Adapted from the GSD (Get Shit Done) project's context-budget reference — MIT © 2025 Lex Christopherson (gsd-build/get-shit-done).
Universal rules
Every workflow that spawns agents or reads significant content must follow these:
- Never read agent definition files.
delegate_taskauto-loads them — you reading them too just doubles the cost. - Never inline large files into subagent prompts. Tell the agent to read the file from disk with
read_fileinstead. The subagent gets full content; your context stays lean. - Read depth scales with context window. See the table below.
- Delegate heavy work to subagents. The orchestrator routes; it doesn't execute.
- Proactively warn the user when you've consumed significant context ("Context is getting heavy — consider checkpointing progress before we continue").
Read depth by context window
Check the model's actual context window (not "it's Claude so 200K"). Some Sonnet deployments are 1M, some are 200K. If you don't know, assume the smaller one — err toward leanness.
| Context window | Subagent output reading | Summary files | Verification files | Plans for other phases |
|---|---|---|---|---|
| < 500k (e.g. 200k) | Frontmatter only | Frontmatter only | Frontmatter only | Current phase only |
| >= 500k (1M models) | Full body permitted | Full body permitted | Full body permitted | Current phase only |
"Frontmatter only" means: read enough to see the final status/verdict/conclusion. If the subagent wrote a 3000-line debug log, read the summary section it produced, not the log.
Four-tier degradation model
Monitor your context usage and shift behavior as you climb the tiers. The point is to notice before you hit the wall, not when responses start truncating.
| Tier | Usage | Behavior |
|---|---|---|
| PEAK | 0 – 30% | Full operations. Read bodies, spawn multiple agents in parallel, inline results freely. |
| GOOD | 30 – 50% | Normal operations. Prefer frontmatter reads.
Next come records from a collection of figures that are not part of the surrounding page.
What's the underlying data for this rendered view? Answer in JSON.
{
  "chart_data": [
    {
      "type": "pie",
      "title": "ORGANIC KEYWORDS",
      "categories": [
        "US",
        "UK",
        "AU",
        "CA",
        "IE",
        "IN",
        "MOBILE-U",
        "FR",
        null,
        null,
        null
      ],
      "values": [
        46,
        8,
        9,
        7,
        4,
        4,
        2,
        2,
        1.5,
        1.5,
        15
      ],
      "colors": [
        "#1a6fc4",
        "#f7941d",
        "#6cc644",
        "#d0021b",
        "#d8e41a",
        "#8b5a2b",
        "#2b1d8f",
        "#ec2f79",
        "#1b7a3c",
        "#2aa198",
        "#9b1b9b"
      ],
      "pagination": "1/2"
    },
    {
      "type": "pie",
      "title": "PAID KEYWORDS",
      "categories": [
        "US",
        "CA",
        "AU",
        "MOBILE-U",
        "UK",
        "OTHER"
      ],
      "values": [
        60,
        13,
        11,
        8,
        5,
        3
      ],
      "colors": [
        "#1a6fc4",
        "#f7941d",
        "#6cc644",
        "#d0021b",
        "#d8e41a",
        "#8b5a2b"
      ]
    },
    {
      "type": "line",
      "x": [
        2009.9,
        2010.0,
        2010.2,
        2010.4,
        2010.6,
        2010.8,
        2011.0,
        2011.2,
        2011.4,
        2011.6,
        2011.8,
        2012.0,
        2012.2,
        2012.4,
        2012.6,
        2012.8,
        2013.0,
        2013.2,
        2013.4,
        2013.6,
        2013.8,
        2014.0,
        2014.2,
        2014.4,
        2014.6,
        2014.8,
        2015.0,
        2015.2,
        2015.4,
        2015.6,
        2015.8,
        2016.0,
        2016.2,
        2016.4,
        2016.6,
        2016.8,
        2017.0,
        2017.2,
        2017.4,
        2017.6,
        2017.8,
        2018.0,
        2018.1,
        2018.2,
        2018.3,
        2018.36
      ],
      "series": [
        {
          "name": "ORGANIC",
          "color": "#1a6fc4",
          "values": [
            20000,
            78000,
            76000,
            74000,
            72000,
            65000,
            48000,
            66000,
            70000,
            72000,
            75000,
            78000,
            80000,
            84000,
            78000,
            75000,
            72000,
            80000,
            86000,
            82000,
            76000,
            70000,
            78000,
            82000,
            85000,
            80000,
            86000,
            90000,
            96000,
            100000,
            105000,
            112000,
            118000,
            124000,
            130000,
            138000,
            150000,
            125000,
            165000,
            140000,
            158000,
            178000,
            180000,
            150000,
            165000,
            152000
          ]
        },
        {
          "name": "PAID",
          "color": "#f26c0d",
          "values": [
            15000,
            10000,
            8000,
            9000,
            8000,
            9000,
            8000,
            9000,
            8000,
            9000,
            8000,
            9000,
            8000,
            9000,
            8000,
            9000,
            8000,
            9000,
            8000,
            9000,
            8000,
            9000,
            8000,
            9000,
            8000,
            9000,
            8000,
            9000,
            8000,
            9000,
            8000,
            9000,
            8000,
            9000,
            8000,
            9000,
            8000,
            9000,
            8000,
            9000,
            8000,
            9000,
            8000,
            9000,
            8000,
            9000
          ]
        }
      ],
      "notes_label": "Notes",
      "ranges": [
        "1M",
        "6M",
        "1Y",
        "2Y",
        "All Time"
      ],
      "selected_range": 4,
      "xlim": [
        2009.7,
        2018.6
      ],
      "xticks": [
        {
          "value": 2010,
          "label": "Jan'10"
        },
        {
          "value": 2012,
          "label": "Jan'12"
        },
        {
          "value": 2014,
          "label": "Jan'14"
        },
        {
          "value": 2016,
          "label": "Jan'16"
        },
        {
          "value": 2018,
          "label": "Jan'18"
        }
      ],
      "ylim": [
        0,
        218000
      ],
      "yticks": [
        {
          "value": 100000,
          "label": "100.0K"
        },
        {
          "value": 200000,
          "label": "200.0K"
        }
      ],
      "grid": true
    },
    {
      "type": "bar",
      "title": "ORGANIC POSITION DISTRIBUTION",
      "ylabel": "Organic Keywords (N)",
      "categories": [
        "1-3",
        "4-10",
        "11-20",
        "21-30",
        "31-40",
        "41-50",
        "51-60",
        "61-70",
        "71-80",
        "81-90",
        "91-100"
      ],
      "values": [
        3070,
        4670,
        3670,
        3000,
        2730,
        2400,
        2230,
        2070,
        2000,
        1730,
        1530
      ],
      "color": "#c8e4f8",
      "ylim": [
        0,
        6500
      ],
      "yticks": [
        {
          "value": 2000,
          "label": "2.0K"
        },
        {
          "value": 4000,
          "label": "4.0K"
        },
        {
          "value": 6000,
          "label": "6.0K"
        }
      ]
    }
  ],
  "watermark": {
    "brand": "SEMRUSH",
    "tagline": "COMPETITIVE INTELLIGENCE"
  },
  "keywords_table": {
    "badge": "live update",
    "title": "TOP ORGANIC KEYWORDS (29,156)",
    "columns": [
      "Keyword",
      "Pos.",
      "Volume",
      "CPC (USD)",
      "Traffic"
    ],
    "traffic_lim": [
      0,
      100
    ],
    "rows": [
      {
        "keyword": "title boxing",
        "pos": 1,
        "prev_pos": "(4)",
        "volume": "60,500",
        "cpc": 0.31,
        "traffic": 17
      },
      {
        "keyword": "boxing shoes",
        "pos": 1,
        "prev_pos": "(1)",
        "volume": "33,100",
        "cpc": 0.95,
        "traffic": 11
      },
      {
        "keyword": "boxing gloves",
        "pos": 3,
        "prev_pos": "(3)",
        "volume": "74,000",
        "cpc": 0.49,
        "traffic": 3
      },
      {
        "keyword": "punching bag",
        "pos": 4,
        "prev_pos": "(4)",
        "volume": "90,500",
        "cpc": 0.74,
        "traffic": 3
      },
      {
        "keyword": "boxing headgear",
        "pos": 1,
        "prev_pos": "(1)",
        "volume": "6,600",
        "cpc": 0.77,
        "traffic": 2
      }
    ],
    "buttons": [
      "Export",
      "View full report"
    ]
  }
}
Delegate aggressively. |
| DEGRADING | 50 – 70% | Economize. Frontmatter-only reads, minimal inlining, warn the user about budget. |
| POOR | 70%+ | Emergency mode. Checkpoint progress immediately. No new reads unless critical. Finish the current task and stop cleanly. |
Early warning signs (before panic thresholds fire)
Quality degrades gradually before hard limits hit. Watch for these:
- Silent partial completion. Subagent claims done but implementation is incomplete. Self-checks catch file existence, not semantic completeness. Always verify subagent output against the plan's must-haves, not just "did a file appear?"
- Increasing vagueness. Agent starts using phrases like "appropriate handling" or "standard patterns" instead of specific code. This is context pressure showing up before budget warnings fire.
- Skipped protocol steps. Agent omits steps it would normally follow. If success criteria has 8 items and the report covers 5, suspect context pressure, not "the agent decided 5 was enough."
When these signs appear, checkpoint the work and either reset context or hand off to a fresh subagent.
Fundamental limitation
When you orchestrate, you cannot verify semantic correctness of subagent output — only structural completeness ("did the file appear?", "does the test pass?"). Semantic verification requires either running the code yourself or delegating a review pass to another fresh subagent.
Mitigation: in every task you delegate, include explicit "must-have" truths the subagent must confirm in its response (e.g., "confirm your test actually tests X, not just that X was imported"). The subagent re-asserting concrete facts is evidence; vague summaries are not.